PenguinTV optimization

I’ve been going through the crufty and scary ptvDB.py looking for ways to improve performance. Armed with the trust profile and pstats modules, I cut polling time in half by removing redundant and unnecessary database hits.

I then got the idea of generating a print statement every time I hit the DB, so I can see exactly what the database is doing during regular operation.

The result is not always pretty:

Basic article read:

SELECT title, creator, link, description, feed_id, date FROM entries WHERE id=? (69443,) ok
SELECT id,entry_id,url,file,download_status,viewed,length,mimetype FROM media WHERE entry_id = ? (69443,) ok
SELECT read FROM entries WHERE id=? (69443,) ok

Ok that’s fine, we get the entry, any associated media, and then the read state.

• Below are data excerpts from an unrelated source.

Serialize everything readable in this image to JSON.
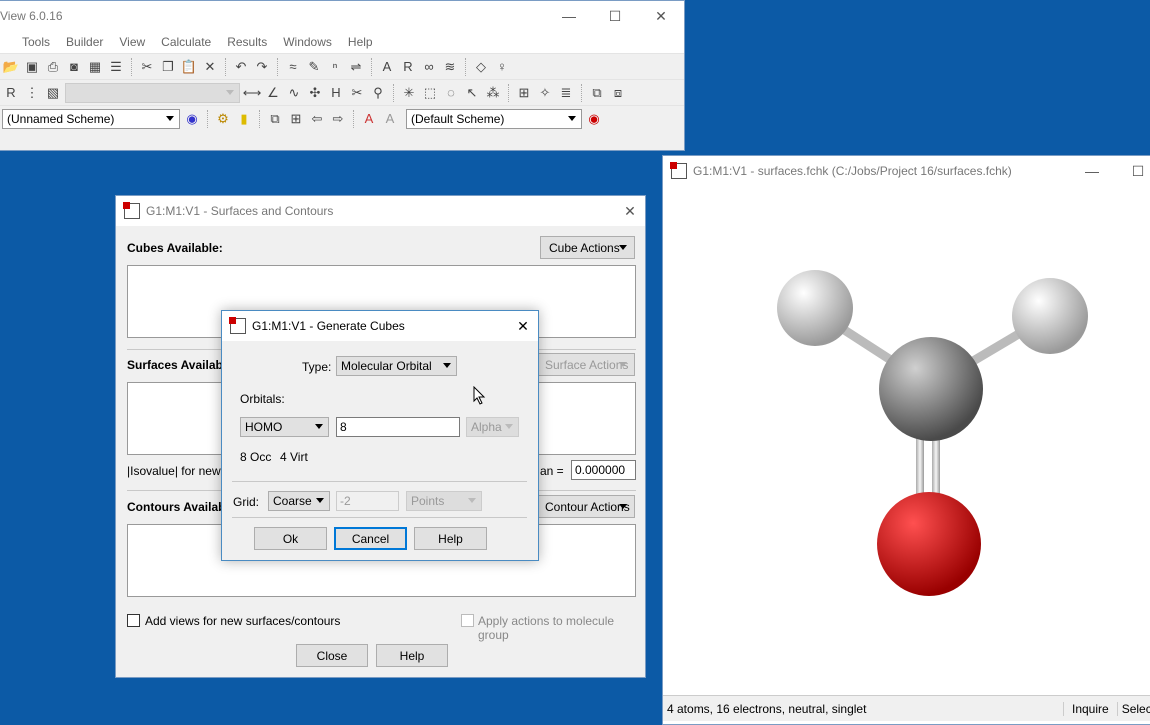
{
  "main_window": {
    "title": "View 6.0.16",
    "menu": [
      "Tools",
      "Builder",
      "View",
      "Calculate",
      "Results",
      "Windows",
      "Help"
    ],
    "toolbar1_icons": [
      "open-icon",
      "save-icon",
      "print-icon",
      "camera-icon",
      "save-image-icon",
      "list-icon",
      "|",
      "cut-icon",
      "copy-icon",
      "paste-icon",
      "delete-icon",
      "|",
      "undo-icon",
      "redo-icon",
      "|",
      "clean-icon",
      "brush-icon",
      "symmetry-icon",
      "connect-icon",
      "|",
      "text-a-icon",
      "text-r-icon",
      "link-icon",
      "layers-icon",
      "|",
      "diamond-icon",
      "pin-icon"
    ],
    "toolbar2_icons": [
      "bond-length-icon",
      "angle-icon",
      "dihedral-icon",
      "select-icon",
      "hydrogen-icon",
      "break-icon",
      "fragment-icon",
      "|",
      "star-icon",
      "box-select-icon",
      "lasso-icon",
      "pointer-icon",
      "atoms-icon",
      "|",
      "add-view-icon",
      "sparkle-icon",
      "list-view-icon",
      "|",
      "copy-view-icon",
      "paste-view-icon"
    ],
    "scheme_left": "(Unnamed Scheme)",
    "scheme_right": "(Default Scheme)"
  },
  "viewer": {
    "title": "G1:M1:V1 - surfaces.fchk (C:/Jobs/Project 16/surfaces.fchk)",
    "status": "4 atoms, 16 electrons, neutral, singlet",
    "inquire": "Inquire",
    "select": "Select",
    "colors": {
      "hydrogen": "#e8e8e8",
      "carbon": "#8c8c8c",
      "oxygen": "#e00000"
    }
  },
  "surfaces_dialog": {
    "title": "G1:M1:V1 - Surfaces and Contours",
    "cubes_label": "Cubes Available:",
    "cube_actions": "Cube Actions",
    "surfaces_label": "Surfaces Availab",
    "surface_actions": "Surface Actions",
    "isovalue_label": "|Isovalue| for new s",
    "an_label": "an =",
    "isovalue": "0.000000",
    "contours_label": "Contours Availab",
    "contour_actions": "Contour Actions",
    "add_views": "Add views for new surfaces/contours",
    "apply_actions": "Apply actions to molecule group",
    "close": "Close",
    "help": "Help"
  },
  "generate_cubes": {
    "title": "G1:M1:V1 - Generate Cubes",
    "type_label": "Type:",
    "type_value": "Molecular Orbital",
    "orbitals_label": "Orbitals:",
    "orbital_select": "HOMO",
    "orbital_value": "8",
    "spin": "Alpha",
    "occ": "8 Occ",
    "virt": "4 Virt",
    "grid_label": "Grid:",
    "grid_value": "Coarse",
    "grid_number": "-2",
    "grid_units": "Points",
    "ok": "Ok",
    "cancel": "Cancel",
    "help": "Help"
  }
}
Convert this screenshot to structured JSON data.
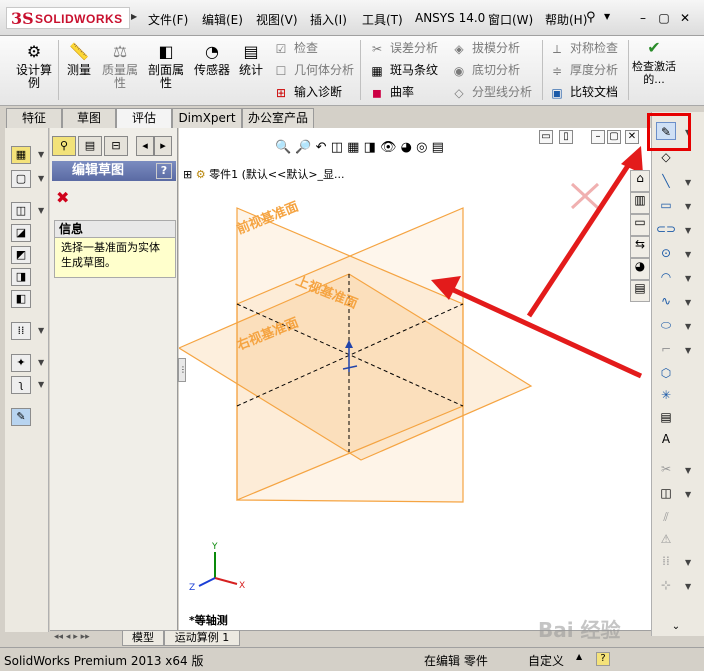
{
  "app": {
    "logo_prefix": "3S",
    "logo_name": "SOLIDWORKS"
  },
  "menu": [
    "文件(F)",
    "编辑(E)",
    "视图(V)",
    "插入(I)",
    "工具(T)",
    "ANSYS 14.0",
    "窗口(W)",
    "帮助(H)"
  ],
  "window_buttons": {
    "minimize": "–",
    "restore": "▢",
    "close": "✕"
  },
  "ribbon": {
    "large": [
      {
        "label": "设计算例",
        "icon": "design-study-icon"
      },
      {
        "label": "测量",
        "icon": "measure-icon"
      },
      {
        "label": "质量属性",
        "icon": "mass-properties-icon"
      },
      {
        "label": "剖面属性",
        "icon": "section-properties-icon"
      },
      {
        "label": "传感器",
        "icon": "sensor-icon"
      },
      {
        "label": "统计",
        "icon": "statistics-icon"
      }
    ],
    "col1": [
      "检查",
      "几何体分析",
      "输入诊断"
    ],
    "col2": [
      "误差分析",
      "斑马条纹",
      "曲率"
    ],
    "col3": [
      "拔模分析",
      "底切分析",
      "分型线分析"
    ],
    "col4": [
      "对称检查",
      "厚度分析",
      "比较文档"
    ],
    "check_active": "检查激活的..."
  },
  "tabs": [
    "特征",
    "草图",
    "评估",
    "DimXpert",
    "办公室产品"
  ],
  "panel": {
    "title": "编辑草图",
    "help": "?",
    "info_title": "信息",
    "info_text": "选择一基准面为实体生成草图。"
  },
  "graphics": {
    "tree_item": "零件1  (默认<<默认>_显...",
    "plane_front": "前视基准面",
    "plane_top": "上视基准面",
    "plane_right": "右视基准面",
    "view_label": "*等轴测",
    "triad_x": "X",
    "triad_y": "Y",
    "triad_z": "Z"
  },
  "bottom_tabs": [
    "模型",
    "运动算例 1"
  ],
  "status": {
    "product": "SolidWorks Premium 2013 x64 版",
    "editing": "在编辑 零件",
    "custom": "自定义",
    "help": "?"
  },
  "watermark": "Bai 经验",
  "colors": {
    "plane": "#f5a442",
    "highlight": "#e60000",
    "panel_header": "#6877b1"
  }
}
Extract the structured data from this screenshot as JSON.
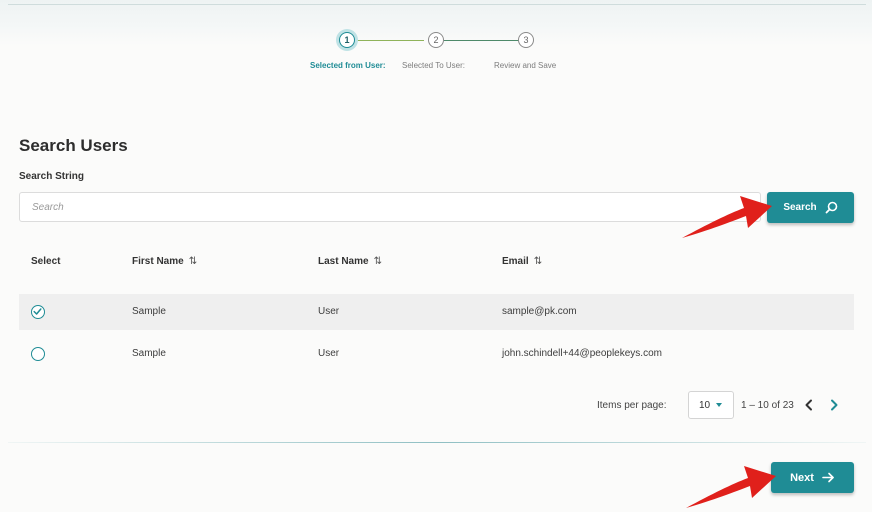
{
  "stepper": {
    "steps": [
      {
        "number": "1",
        "label": "Selected from User:",
        "active": true
      },
      {
        "number": "2",
        "label": "Selected To User:",
        "active": false
      },
      {
        "number": "3",
        "label": "Review and Save",
        "active": false
      }
    ]
  },
  "search": {
    "title": "Search Users",
    "field_label": "Search String",
    "placeholder": "Search",
    "value": "",
    "button_label": "Search"
  },
  "table": {
    "headers": [
      "Select",
      "First Name",
      "Last Name",
      "Email"
    ],
    "rows": [
      {
        "selected": true,
        "first_name": "Sample",
        "last_name": "User",
        "email": "sample@pk.com"
      },
      {
        "selected": false,
        "first_name": "Sample",
        "last_name": "User",
        "email": "john.schindell+44@peoplekeys.com"
      }
    ]
  },
  "paginator": {
    "items_per_page_label": "Items per page:",
    "page_size": "10",
    "range": "1 – 10 of 23"
  },
  "footer": {
    "next_label": "Next"
  },
  "colors": {
    "accent": "#1f8c95",
    "annotation_arrow": "#e0201b"
  },
  "icons": [
    "search-icon",
    "sort-icon",
    "check-icon",
    "chevron-left-icon",
    "chevron-right-icon",
    "arrow-right-icon",
    "caret-down-icon"
  ]
}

What about an unread entry?
SELECT title, creator, link, description, feed_id, date FROM entries WHERE id=? (67523,) ok
SELECT id,entry_id,url,file,download_status,viewed,length,mimetype FROM media WHERE entry_id = ? (67523,) ok
SELECT read FROM entries WHERE id=? (67523,) ok
UPDATE entries SET read=? WHERE id=? (1, 67523) ok
UPDATE media SET viewed=? WHERE entry_id=? (1, 67523) ok
SELECT read FROM entries WHERE id=? (67523,) ok
SELECT id,entry_id,url,file,download_status,viewed,length,mimetype FROM media WHERE entry_id = ? (67523,) ok
SELECT title, creator, link, description, feed_id, date FROM entries WHERE id=? (67523,) ok
SELECT id,entry_id,url,file,download_status,viewed,length,mimetype FROM media WHERE entry_id = ? (67523,) ok
SELECT read FROM entries WHERE id=? (67523,) ok
SELECT feed_pointer,description FROM feeds WHERE id=? (233,) ok
SELECT id,title,fakedate FROM entries WHERE feed_id=? ORDER BY fakedate DESC (233,) ok
SELECT id FROM entries WHERE feed_id=? (233,) ok
SELECT feed_pointer FROM feeds WHERE id=? (233,) ok
SELECT pollfail FROM feeds WHERE id=? (233,) ok
SELECT feed_pointer FROM feeds WHERE id=? (233,) ok
SELECT read FROM entries WHERE feed_id=? (233,) ok
SELECT id FROM feeds WHERE feed_pointer=? (233,) ok

Oops. It’s whacking the database three times for the entry data, and updates the whole feed as well. Time to figure out what I’m doing wrong!